3. Atlanta Falcons (Desmond Trufant, Robert Alford, Robert McClain): Speaking of teams that don't get much of a pass rush: The Falcons have registered three sacks and have generated pressure on just 19.4 percent of opposing dropbacks, a bottom-five rate in the NFL. Combine that with a so-so run defense, and there's a lot of stress on the corners. But the Trufant/Alford combo is good. They absolutely "play sides": Trufant has 184 snaps on the left and zero on the right; Alford has 190 snaps on the right and zero on the left. But it works, and McClain is a spark plug sprinting around the middle. When the Falcons made their NFC championship run a couple of years ago, they were undone by fading players like Dunta Robinson and Asante Samuel. That is no longer the case.

Three down

1. Jacksonville Jaguars (Dwayne Gratz, Alan Ball, Will Blackmon): I feel less confident trashing cornerbacks after three games than I do praising them. I can usually tell good coverage when I see it -- "Hey! That guy really stuck close to that other guy!" -- but it's harder to know why a defender wasn't able to make a play. Was it even his assignment? Did the pass rush take way too long? That said, the Jags have stuck out as particularly hapless. Week 2 against Washington was galling:

I mean, guys, I know we're in zone here, but that doesn't mean every single Washington receiver has to be open. Ball was a pretty good player in 2013 after bearing blame for some lean defensive years with the Dallas Cowboys, but he hasn't played well this season, with blown coverages and missed tackles galore. Gratz got eaten up by the Indianapolis Colts last week (especially having to cover tight ends split wide), and Blackmon has been too yielding in the slot. I hesitate to draw season-long conclusions about which defenses are prime-time matchups for your opposing WRs this early, but the Jags will have to turn things around not to own that dishonor throughout '14.

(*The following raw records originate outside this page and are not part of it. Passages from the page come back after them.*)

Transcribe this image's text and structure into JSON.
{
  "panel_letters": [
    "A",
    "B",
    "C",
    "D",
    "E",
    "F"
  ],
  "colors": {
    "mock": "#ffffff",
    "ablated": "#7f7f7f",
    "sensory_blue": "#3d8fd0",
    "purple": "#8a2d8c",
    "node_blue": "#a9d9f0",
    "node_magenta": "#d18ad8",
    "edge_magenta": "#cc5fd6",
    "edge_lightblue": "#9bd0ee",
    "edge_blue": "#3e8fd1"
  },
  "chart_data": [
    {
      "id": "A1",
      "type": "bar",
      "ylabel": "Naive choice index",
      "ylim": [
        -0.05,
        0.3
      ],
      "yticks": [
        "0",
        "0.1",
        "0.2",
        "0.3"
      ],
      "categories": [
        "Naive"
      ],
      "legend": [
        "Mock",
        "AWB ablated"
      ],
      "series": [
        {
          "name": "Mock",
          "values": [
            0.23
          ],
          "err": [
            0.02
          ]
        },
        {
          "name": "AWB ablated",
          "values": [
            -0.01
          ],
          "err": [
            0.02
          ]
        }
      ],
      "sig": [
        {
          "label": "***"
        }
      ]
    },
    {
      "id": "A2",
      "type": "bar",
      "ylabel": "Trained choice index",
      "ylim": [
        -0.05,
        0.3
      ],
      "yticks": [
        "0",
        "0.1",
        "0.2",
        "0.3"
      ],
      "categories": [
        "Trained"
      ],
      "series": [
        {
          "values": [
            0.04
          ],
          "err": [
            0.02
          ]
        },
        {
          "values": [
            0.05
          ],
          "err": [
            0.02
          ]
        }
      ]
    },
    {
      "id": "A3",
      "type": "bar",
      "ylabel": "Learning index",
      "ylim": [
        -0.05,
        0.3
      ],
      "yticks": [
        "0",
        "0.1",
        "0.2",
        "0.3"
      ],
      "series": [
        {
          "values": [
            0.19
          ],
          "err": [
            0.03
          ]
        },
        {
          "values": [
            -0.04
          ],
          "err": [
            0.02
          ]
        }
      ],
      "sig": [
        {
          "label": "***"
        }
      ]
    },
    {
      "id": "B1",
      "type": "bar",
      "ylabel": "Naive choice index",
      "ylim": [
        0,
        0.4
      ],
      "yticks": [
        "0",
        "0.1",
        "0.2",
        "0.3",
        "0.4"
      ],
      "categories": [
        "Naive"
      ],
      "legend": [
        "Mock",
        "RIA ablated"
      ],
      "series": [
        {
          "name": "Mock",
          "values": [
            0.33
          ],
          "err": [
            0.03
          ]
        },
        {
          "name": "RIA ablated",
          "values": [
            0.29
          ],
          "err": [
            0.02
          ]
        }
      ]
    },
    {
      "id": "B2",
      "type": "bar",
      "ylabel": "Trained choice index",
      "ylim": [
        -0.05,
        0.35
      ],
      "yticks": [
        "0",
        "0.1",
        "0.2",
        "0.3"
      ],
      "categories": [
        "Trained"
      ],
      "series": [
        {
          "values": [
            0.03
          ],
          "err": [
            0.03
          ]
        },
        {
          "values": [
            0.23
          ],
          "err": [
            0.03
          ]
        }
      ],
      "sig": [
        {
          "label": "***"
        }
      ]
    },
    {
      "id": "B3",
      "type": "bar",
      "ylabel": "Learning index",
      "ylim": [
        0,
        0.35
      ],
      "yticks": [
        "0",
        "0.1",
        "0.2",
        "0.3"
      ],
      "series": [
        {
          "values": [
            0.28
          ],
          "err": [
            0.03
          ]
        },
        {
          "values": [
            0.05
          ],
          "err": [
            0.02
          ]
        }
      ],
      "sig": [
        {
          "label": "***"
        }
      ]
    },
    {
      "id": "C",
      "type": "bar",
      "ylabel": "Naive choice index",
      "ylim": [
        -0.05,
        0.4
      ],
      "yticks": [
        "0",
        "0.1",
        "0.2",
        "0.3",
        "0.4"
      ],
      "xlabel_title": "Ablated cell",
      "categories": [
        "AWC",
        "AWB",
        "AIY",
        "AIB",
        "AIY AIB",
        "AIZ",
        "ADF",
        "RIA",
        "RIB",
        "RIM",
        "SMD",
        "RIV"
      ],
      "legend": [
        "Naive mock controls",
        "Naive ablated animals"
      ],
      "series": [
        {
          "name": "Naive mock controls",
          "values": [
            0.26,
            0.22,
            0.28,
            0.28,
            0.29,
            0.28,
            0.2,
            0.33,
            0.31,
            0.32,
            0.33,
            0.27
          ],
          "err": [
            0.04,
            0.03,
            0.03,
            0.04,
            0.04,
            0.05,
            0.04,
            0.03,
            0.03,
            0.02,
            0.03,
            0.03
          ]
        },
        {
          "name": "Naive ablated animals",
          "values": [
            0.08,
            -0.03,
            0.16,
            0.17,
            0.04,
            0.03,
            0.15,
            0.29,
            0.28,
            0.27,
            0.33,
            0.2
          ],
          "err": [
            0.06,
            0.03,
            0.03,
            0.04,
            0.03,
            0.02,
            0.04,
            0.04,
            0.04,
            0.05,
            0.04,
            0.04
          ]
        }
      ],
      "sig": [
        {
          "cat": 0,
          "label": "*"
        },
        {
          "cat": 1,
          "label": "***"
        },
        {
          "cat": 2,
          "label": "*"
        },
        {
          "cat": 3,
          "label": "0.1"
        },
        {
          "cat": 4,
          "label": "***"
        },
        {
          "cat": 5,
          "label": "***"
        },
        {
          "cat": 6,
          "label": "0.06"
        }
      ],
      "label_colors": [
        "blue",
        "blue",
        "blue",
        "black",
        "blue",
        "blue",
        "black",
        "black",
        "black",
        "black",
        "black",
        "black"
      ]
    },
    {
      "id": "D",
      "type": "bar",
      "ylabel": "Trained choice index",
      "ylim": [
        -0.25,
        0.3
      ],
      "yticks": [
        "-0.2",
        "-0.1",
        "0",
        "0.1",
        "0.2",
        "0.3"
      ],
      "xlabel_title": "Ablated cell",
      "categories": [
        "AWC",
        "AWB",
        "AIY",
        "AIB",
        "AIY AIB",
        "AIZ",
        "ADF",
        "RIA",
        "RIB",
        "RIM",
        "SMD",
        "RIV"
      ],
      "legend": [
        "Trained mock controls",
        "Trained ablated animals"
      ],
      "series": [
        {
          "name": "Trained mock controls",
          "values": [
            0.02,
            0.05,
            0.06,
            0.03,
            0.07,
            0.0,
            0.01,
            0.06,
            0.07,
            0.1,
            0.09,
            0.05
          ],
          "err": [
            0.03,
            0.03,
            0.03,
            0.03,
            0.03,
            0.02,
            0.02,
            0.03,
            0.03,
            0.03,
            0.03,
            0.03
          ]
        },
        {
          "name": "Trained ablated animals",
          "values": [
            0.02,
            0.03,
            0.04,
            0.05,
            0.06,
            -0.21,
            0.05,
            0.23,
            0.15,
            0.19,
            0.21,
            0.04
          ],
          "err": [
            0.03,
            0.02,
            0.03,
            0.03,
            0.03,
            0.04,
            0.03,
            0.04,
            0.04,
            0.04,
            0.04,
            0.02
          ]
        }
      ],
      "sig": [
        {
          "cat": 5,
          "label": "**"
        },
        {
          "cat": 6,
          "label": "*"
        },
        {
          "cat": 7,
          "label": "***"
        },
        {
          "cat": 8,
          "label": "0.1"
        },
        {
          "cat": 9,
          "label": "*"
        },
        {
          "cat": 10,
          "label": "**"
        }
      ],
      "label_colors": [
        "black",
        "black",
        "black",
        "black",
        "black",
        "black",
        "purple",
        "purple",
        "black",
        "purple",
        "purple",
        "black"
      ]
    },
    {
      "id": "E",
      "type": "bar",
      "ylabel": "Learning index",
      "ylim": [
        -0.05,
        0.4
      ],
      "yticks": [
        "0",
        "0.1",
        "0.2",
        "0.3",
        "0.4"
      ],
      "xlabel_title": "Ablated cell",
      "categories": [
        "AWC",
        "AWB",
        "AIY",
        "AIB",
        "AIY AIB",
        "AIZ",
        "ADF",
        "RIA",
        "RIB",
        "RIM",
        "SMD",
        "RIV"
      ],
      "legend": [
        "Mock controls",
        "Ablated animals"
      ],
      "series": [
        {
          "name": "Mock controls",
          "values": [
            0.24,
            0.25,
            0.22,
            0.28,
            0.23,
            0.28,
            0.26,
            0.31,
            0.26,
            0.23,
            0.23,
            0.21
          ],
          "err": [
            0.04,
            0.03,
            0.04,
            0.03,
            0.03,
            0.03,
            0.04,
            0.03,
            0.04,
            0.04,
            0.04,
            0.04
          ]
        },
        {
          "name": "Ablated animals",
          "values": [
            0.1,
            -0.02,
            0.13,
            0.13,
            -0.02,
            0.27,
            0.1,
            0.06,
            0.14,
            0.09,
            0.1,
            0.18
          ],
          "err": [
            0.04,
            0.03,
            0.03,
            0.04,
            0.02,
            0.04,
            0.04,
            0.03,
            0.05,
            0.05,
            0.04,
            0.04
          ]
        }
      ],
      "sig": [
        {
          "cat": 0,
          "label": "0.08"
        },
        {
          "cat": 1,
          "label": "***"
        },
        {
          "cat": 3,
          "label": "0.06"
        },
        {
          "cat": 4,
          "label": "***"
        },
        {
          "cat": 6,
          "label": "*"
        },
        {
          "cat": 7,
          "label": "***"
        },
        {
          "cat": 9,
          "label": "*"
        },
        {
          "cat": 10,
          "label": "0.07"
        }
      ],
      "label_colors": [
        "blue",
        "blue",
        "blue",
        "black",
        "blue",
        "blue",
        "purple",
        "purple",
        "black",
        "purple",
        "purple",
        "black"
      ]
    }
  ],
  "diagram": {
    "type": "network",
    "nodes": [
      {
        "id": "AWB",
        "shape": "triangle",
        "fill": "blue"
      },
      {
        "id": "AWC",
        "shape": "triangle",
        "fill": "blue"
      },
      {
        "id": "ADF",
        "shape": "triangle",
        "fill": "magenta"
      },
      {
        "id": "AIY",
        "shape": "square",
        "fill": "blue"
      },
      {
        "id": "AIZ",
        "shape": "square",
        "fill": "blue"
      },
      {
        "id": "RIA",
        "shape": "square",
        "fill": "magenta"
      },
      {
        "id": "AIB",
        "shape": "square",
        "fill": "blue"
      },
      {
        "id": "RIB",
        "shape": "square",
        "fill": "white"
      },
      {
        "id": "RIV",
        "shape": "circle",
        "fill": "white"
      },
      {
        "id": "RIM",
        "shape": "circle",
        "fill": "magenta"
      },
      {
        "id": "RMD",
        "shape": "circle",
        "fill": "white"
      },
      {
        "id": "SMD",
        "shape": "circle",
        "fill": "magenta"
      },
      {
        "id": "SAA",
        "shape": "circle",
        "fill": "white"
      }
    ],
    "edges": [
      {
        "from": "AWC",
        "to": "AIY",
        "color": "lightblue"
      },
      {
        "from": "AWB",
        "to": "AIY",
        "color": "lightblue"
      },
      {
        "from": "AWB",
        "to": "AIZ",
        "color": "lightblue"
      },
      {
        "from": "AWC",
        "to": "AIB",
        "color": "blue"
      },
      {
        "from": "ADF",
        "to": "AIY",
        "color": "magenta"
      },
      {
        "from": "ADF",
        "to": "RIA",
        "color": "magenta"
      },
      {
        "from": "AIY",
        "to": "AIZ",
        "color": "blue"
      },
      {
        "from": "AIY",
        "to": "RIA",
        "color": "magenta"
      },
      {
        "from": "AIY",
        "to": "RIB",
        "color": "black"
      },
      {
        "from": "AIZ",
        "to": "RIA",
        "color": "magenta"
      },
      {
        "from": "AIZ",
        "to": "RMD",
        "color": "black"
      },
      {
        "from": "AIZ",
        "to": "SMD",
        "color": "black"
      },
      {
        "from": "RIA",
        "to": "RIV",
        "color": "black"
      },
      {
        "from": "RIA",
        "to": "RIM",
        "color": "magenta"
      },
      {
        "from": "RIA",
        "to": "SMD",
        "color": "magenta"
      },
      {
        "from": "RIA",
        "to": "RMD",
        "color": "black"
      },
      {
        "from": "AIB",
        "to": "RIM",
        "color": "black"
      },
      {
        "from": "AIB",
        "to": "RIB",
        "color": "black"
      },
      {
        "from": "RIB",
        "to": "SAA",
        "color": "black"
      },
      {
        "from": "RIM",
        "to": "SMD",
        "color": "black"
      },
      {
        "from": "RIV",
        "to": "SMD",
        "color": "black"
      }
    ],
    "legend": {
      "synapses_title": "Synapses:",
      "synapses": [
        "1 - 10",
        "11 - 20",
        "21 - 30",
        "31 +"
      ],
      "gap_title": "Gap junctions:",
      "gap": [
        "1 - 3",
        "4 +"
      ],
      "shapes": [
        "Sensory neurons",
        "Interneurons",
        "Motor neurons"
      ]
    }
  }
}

2. New Orleans Saints (Keenan Lewis, Corey White, Patrick Robinson): Actually this is a bit of a cheat, as in Week 3 Robinson fell all the way down to dime duties, losing time to Rafael Bush. Champ Bailey couldn't make the team, and '14 second-round corner Stanley Jean-Baptiste has been a healthy scratch three weeks running, so the point holds: The Saints have very little coverage depth now that Robinson has been exposed. The numbers look good from last week's win against the Minnesota Vikings, with only 188 yards passing allowed. But things get more real this week against the Cowboys. Defenses aren't shying away from Lewis: He's been targeted as much as White, and he participated in one of the biggest botches of the season thus far, the wide-open throw to Andrew Hawkins that allowed the Cleveland Browns to shock the Saints. (To be fair, while it looked like Lewis was the one who made the error, it's impossible to know for sure.) Anyway, watch out for some points in Big D Sunday.

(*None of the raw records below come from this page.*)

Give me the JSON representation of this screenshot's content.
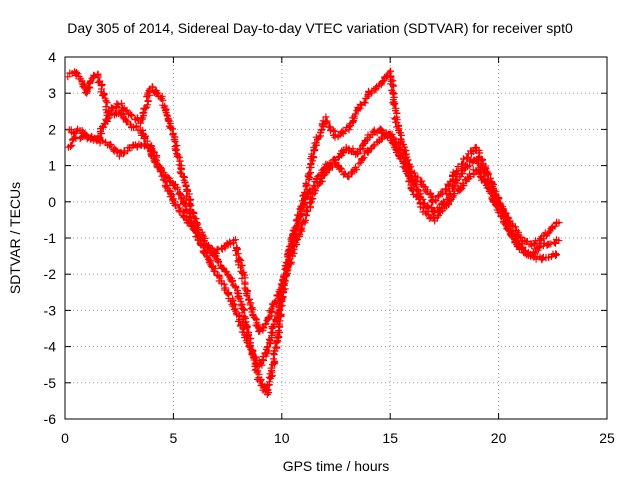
{
  "chart_data": {
    "type": "scatter",
    "title": "Day 305 of 2014, Sidereal Day-to-day VTEC variation (SDTVAR) for receiver spt0",
    "xlabel": "GPS time / hours",
    "ylabel": "SDTVAR / TECUs",
    "xlim": [
      0,
      25
    ],
    "ylim": [
      -6,
      4
    ],
    "xticks": [
      "0",
      "5",
      "10",
      "15",
      "20",
      "25"
    ],
    "yticks": [
      "-6",
      "-5",
      "-4",
      "-3",
      "-2",
      "-1",
      "0",
      "1",
      "2",
      "3",
      "4"
    ],
    "grid": true,
    "marker": "+",
    "color": "#ff0000",
    "series": [
      {
        "x": [
          0.2,
          0.4,
          0.7,
          1.0,
          1.3,
          1.5,
          2.0,
          2.5,
          3.0,
          3.5,
          4.0,
          4.5,
          5.0,
          5.5,
          6.0,
          6.5,
          7.0,
          7.5,
          8.0,
          8.5,
          9.0,
          9.3,
          9.5,
          9.8,
          10.0,
          10.5,
          11.0,
          11.5,
          12.0,
          12.5,
          13.0,
          13.5,
          14.0,
          14.5,
          15.0,
          15.3,
          15.6,
          16.0,
          16.5,
          17.0,
          17.5,
          18.0,
          18.5,
          19.0,
          19.5,
          20.0,
          20.5,
          21.0,
          21.5,
          22.0,
          22.5,
          22.8
        ],
        "y": [
          3.5,
          3.6,
          3.4,
          3.0,
          3.5,
          3.5,
          2.5,
          2.7,
          2.4,
          2.2,
          3.2,
          2.8,
          1.8,
          0.5,
          -0.5,
          -1.2,
          -1.6,
          -2.0,
          -2.5,
          -3.8,
          -5.0,
          -5.3,
          -4.8,
          -3.8,
          -2.5,
          -1.0,
          0.0,
          1.5,
          2.3,
          1.8,
          2.0,
          2.5,
          3.0,
          3.2,
          3.6,
          2.2,
          1.5,
          0.8,
          0.5,
          0.0,
          0.3,
          0.8,
          1.2,
          1.5,
          0.8,
          0.0,
          -0.5,
          -1.0,
          -1.2,
          -1.0,
          -0.7,
          -0.5
        ]
      },
      {
        "x": [
          0.2,
          0.4,
          0.7,
          1.0,
          1.5,
          2.0,
          2.5,
          3.0,
          3.5,
          4.0,
          4.5,
          5.0,
          5.5,
          6.0,
          6.5,
          7.0,
          7.5,
          8.0,
          8.5,
          9.0,
          9.3,
          9.6,
          10.0,
          10.3,
          10.6,
          11.0,
          11.5,
          12.0,
          12.5,
          13.0,
          13.5,
          14.0,
          14.5,
          15.0,
          15.5,
          16.0,
          16.5,
          17.0,
          17.5,
          18.0,
          18.5,
          19.0,
          19.5,
          20.0,
          20.5,
          21.0,
          21.5,
          22.0,
          22.5,
          22.8
        ],
        "y": [
          2.0,
          1.9,
          2.0,
          1.8,
          1.7,
          2.4,
          2.5,
          2.1,
          2.0,
          1.3,
          0.8,
          0.5,
          0.0,
          -0.8,
          -1.5,
          -2.0,
          -2.5,
          -3.2,
          -4.0,
          -4.5,
          -4.2,
          -3.5,
          -2.8,
          -1.5,
          -0.8,
          0.0,
          0.5,
          1.0,
          1.2,
          1.5,
          1.3,
          1.8,
          2.0,
          1.8,
          1.2,
          0.6,
          0.0,
          -0.3,
          0.0,
          0.5,
          1.0,
          1.2,
          0.5,
          0.0,
          -0.8,
          -1.3,
          -1.5,
          -1.2,
          -1.1,
          -1.1
        ]
      },
      {
        "x": [
          0.2,
          0.5,
          1.0,
          1.5,
          2.0,
          2.5,
          3.0,
          3.5,
          4.0,
          4.5,
          5.0,
          5.5,
          6.0,
          6.5,
          7.0,
          7.5,
          7.8,
          8.2,
          8.6,
          9.0,
          9.4,
          9.8,
          10.2,
          10.6,
          11.0,
          11.5,
          12.0,
          12.5,
          13.0,
          13.5,
          14.0,
          14.5,
          15.0,
          15.5,
          16.0,
          16.5,
          17.0,
          17.5,
          18.0,
          18.5,
          19.0,
          19.5,
          20.0,
          20.5,
          21.0,
          21.5,
          22.0,
          22.5,
          22.8
        ],
        "y": [
          1.5,
          1.8,
          1.8,
          1.7,
          1.6,
          1.3,
          1.5,
          1.6,
          1.5,
          0.7,
          0.0,
          -0.4,
          -0.8,
          -1.2,
          -1.4,
          -1.2,
          -1.1,
          -2.0,
          -3.0,
          -3.6,
          -3.2,
          -2.6,
          -2.0,
          -1.2,
          -0.6,
          0.3,
          0.8,
          1.1,
          0.7,
          1.0,
          1.4,
          1.7,
          1.9,
          1.4,
          0.4,
          -0.2,
          -0.5,
          -0.2,
          0.2,
          0.6,
          0.9,
          0.4,
          -0.2,
          -0.8,
          -1.2,
          -1.5,
          -1.6,
          -1.5,
          -1.4
        ]
      }
    ]
  }
}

3. Philadelphia Eagles (Bradley Fletcher, Cary Williams, Brandon Boykin): Boykin gets a pass from me. He might be small (5-foot-10, 185 pounds), but he's a dynamo guarding receivers out of the slot. And in last week's come-from-behind win over Washington, Boykin made a game-saving play, slapping down a pass intended for Andre Roberts on a key third down. But he also barely plays! Through three weeks, Boykin has played 69 of a possible 219 snaps, while outside corners Fletcher and Williams have played 206 and 219, respectively. Williams may have made noise with some silly postgame comments last week about coach Chip Kelly's practices, but his on-field performance spoke volumes: Washington ate him alive. And who gave up Allen Hurns' first TD Week 1? Williams. Meanwhile, Fletcher is what he is: a league-average corner masquerading as a No. 1. Kelly's offensive innovations aren't the only reason Eagles games are shootouts.